Перед этим, перед тем, как сказать себе, что приближается вечер, Эмрайин наконец решил, что пора им испить воды. Он видел, как тяжко дожидался этого Кириск, и понимал, чего стоило сыну терпеть жажду и голод, пересиливая себя, не проронив ни звука. Гибель Мылгуна на долгое время как бы приглушила мысль о воде. Но постепенно жажда брала свое и теперь уже разгоралась с удвоенной силой, жестоко возмещая невольную отсрочку мучений.
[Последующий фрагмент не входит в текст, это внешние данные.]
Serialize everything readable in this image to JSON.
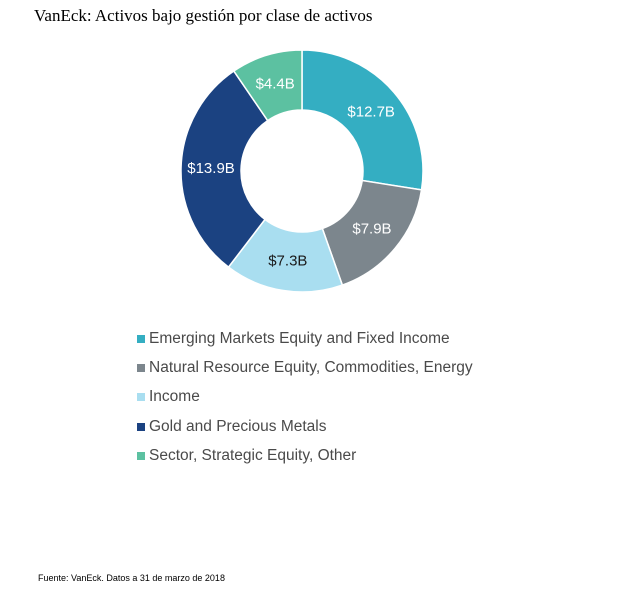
{
  "title": "VanEck: Activos bajo gestión por clase de activos",
  "footnote": "Fuente: VanEck. Datos a 31 de marzo de 2018",
  "chart_data": {
    "type": "pie",
    "donut": true,
    "legend_position": "bottom",
    "slices": [
      {
        "name": "Emerging Markets Equity and Fixed Income",
        "value": 12.7,
        "label": "$12.7B",
        "color": "#34aec2",
        "label_color": "#ffffff"
      },
      {
        "name": "Natural Resource Equity, Commodities, Energy",
        "value": 7.9,
        "label": "$7.9B",
        "color": "#7c868d",
        "label_color": "#ffffff"
      },
      {
        "name": "Income",
        "value": 7.3,
        "label": "$7.3B",
        "color": "#a9def0",
        "label_color": "#1a1a1a"
      },
      {
        "name": "Gold and Precious Metals",
        "value": 13.9,
        "label": "$13.9B",
        "color": "#1b4281",
        "label_color": "#ffffff"
      },
      {
        "name": "Sector, Strategic Equity, Other",
        "value": 4.4,
        "label": "$4.4B",
        "color": "#5cc1a1",
        "label_color": "#ffffff"
      }
    ]
  }
}
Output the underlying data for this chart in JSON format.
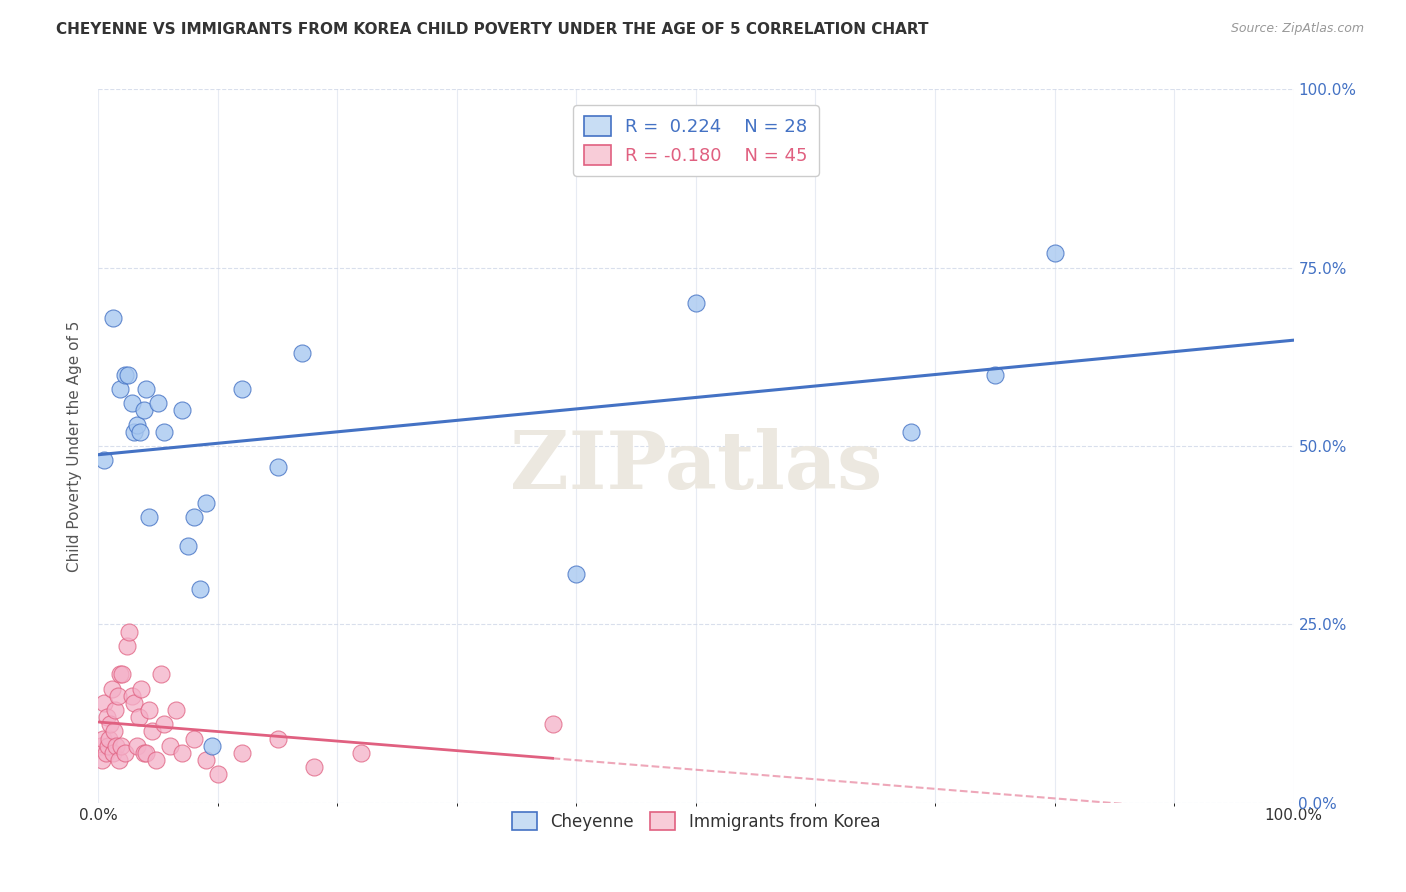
{
  "title": "CHEYENNE VS IMMIGRANTS FROM KOREA CHILD POVERTY UNDER THE AGE OF 5 CORRELATION CHART",
  "source": "Source: ZipAtlas.com",
  "ylabel": "Child Poverty Under the Age of 5",
  "ylabel_ticks": [
    "100.0%",
    "75.0%",
    "50.0%",
    "25.0%",
    "0.0%"
  ],
  "ylabel_tick_vals": [
    1.0,
    0.75,
    0.5,
    0.25,
    0.0
  ],
  "cheyenne_R": 0.224,
  "cheyenne_N": 28,
  "korea_R": -0.18,
  "korea_N": 45,
  "cheyenne_color": "#a8c8f0",
  "korea_color": "#f4b0c8",
  "cheyenne_line_color": "#4472c4",
  "korea_line_color": "#e06080",
  "background_color": "#ffffff",
  "grid_color": "#d0d8e8",
  "cheyenne_x": [
    0.005,
    0.012,
    0.018,
    0.022,
    0.025,
    0.028,
    0.03,
    0.032,
    0.035,
    0.038,
    0.04,
    0.042,
    0.05,
    0.055,
    0.07,
    0.075,
    0.08,
    0.085,
    0.09,
    0.095,
    0.12,
    0.15,
    0.17,
    0.4,
    0.5,
    0.68,
    0.75,
    0.8
  ],
  "cheyenne_y": [
    0.48,
    0.68,
    0.58,
    0.6,
    0.6,
    0.56,
    0.52,
    0.53,
    0.52,
    0.55,
    0.58,
    0.4,
    0.56,
    0.52,
    0.55,
    0.36,
    0.4,
    0.3,
    0.42,
    0.08,
    0.58,
    0.47,
    0.63,
    0.32,
    0.7,
    0.52,
    0.6,
    0.77
  ],
  "korea_x": [
    0.002,
    0.003,
    0.004,
    0.005,
    0.006,
    0.007,
    0.008,
    0.009,
    0.01,
    0.011,
    0.012,
    0.013,
    0.014,
    0.015,
    0.016,
    0.017,
    0.018,
    0.019,
    0.02,
    0.022,
    0.024,
    0.026,
    0.028,
    0.03,
    0.032,
    0.034,
    0.036,
    0.038,
    0.04,
    0.042,
    0.045,
    0.048,
    0.052,
    0.055,
    0.06,
    0.065,
    0.07,
    0.08,
    0.09,
    0.1,
    0.12,
    0.15,
    0.18,
    0.22,
    0.38
  ],
  "korea_y": [
    0.08,
    0.06,
    0.09,
    0.14,
    0.07,
    0.12,
    0.08,
    0.09,
    0.11,
    0.16,
    0.07,
    0.1,
    0.13,
    0.08,
    0.15,
    0.06,
    0.18,
    0.08,
    0.18,
    0.07,
    0.22,
    0.24,
    0.15,
    0.14,
    0.08,
    0.12,
    0.16,
    0.07,
    0.07,
    0.13,
    0.1,
    0.06,
    0.18,
    0.11,
    0.08,
    0.13,
    0.07,
    0.09,
    0.06,
    0.04,
    0.07,
    0.09,
    0.05,
    0.07,
    0.11
  ],
  "legend_box_color_cheyenne": "#c8ddf4",
  "legend_box_color_korea": "#f8ccd8",
  "watermark_text": "ZIPatlas",
  "watermark_color": "#ece8e0"
}
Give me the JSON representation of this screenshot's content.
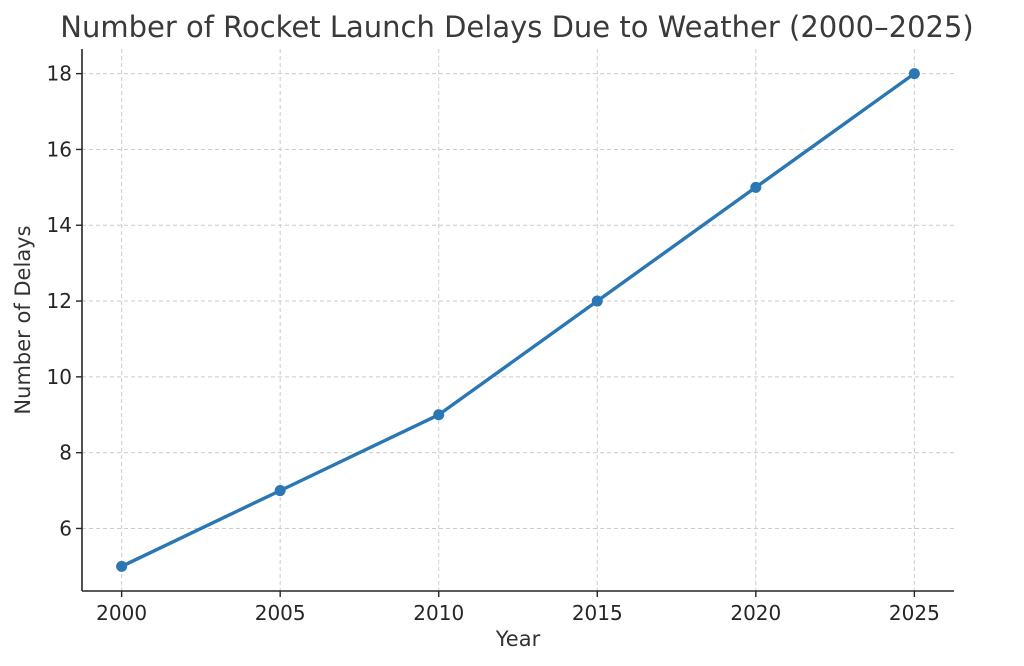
{
  "chart_data": {
    "type": "line",
    "title": "Number of Rocket Launch Delays Due to Weather (2000–2025)",
    "xlabel": "Year",
    "ylabel": "Number of Delays",
    "x": [
      2000,
      2005,
      2010,
      2015,
      2020,
      2025
    ],
    "series": [
      {
        "values": [
          5,
          7,
          9,
          12,
          15,
          18
        ],
        "color": "#2a77b4"
      }
    ],
    "xticks": [
      2000,
      2005,
      2010,
      2015,
      2020,
      2025
    ],
    "yticks": [
      6,
      8,
      10,
      12,
      14,
      16,
      18
    ],
    "xlim": [
      1998.75,
      2026.25
    ],
    "ylim": [
      4.35,
      18.65
    ],
    "grid": true,
    "markers": "circle"
  }
}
С чрезвычайной осторожностью, чтобы не пролить напрасно ни единой капли, нацедил он протухшей воды сначала Кириску. Мальчик схватил ковш и тут же проглотил свою долю как одержимый. Затем Эмрайин налил для себя, обнаружив, что воды в бочонке после этого осталось, собственно, на дне. Кириск тоже понял это, судя по наклону бочонка в руках отца. Эмрайин помертвел, пораженный этим, хотя и предполагал, что так оно и должно было быть. Теперь Эмрайин не спешил выпить свою воду. Он задумчиво держал в руке ковш, потрясенный грянувшей вдруг мыслью, с появлением которой утоление жажды уже ничего не значило.
— На, подержи, — передал он ковш сыну, хотя не следовало этого делать. Для мальчика это было равносильно пытке — держать ковш с водой и не сметь выпить. Освободив руки, Эмрайин плотно вогнал пробку и поставил опустевший почти до дна бочонок на свое место.
— Выпей, — предложил он сыну.
— А ты? — удивился Кириск.
— А я потом. Ты не думай ничего, выпей, — спокойно сказал отец.
И Кириск снова без промедления проглотил и эту порцию вонючей воды. Жажда не утолилась, как хотелось бы, но все же он почувствовал какое-то небольшое облегчение.
— Ну, как? — спросил отец.
— Немножко лучше, — благодарно прошептал мальчик.
— Ты не бойся. И запомни, даже совсем без капли воды во рту человек может протянуть два-три дня. И что бы то ни было, ничего не бойся…
— Потому ты не выпил? — перебил его Кириск. Эмрайин растерялся, застигнутый врасплох этим вопросом.
И, подумав, сказал коротко: — Да.
— А без еды сколько? Мы уже не едим давно.
— Лишь бы вода была. Но ты не думай об этом. Давай-ка мы лучше поплывем немного. Я хочу с тобой поговорить.
Эмрайин заскрипел веслами, и они медленно потащились в тумане по морю, точно не могли поговорить на том месте, где они находились. Отцу предстояло собраться с духом. Ему казалось, что так будет легче сосредоточиться, подготовить себя к тому разговору, при одной мысли о котором тягостно холодело внутри. Не только сам нагребал, но и сыну велел сесть за весла. Необходимости в этом никакой не было, так же как не было необходимости куда-то плыть. Мальчик с трудом ворочал непомерно большими для него морскими веслами. С одним он бы еще мог управиться, а для пары пока не подрос. К тому же чувствовалось, мальчишка заметно ослаб, как и сам он слабел час от часу. Это-то и вынуждало отца торопить события. Время уходило, время истекало.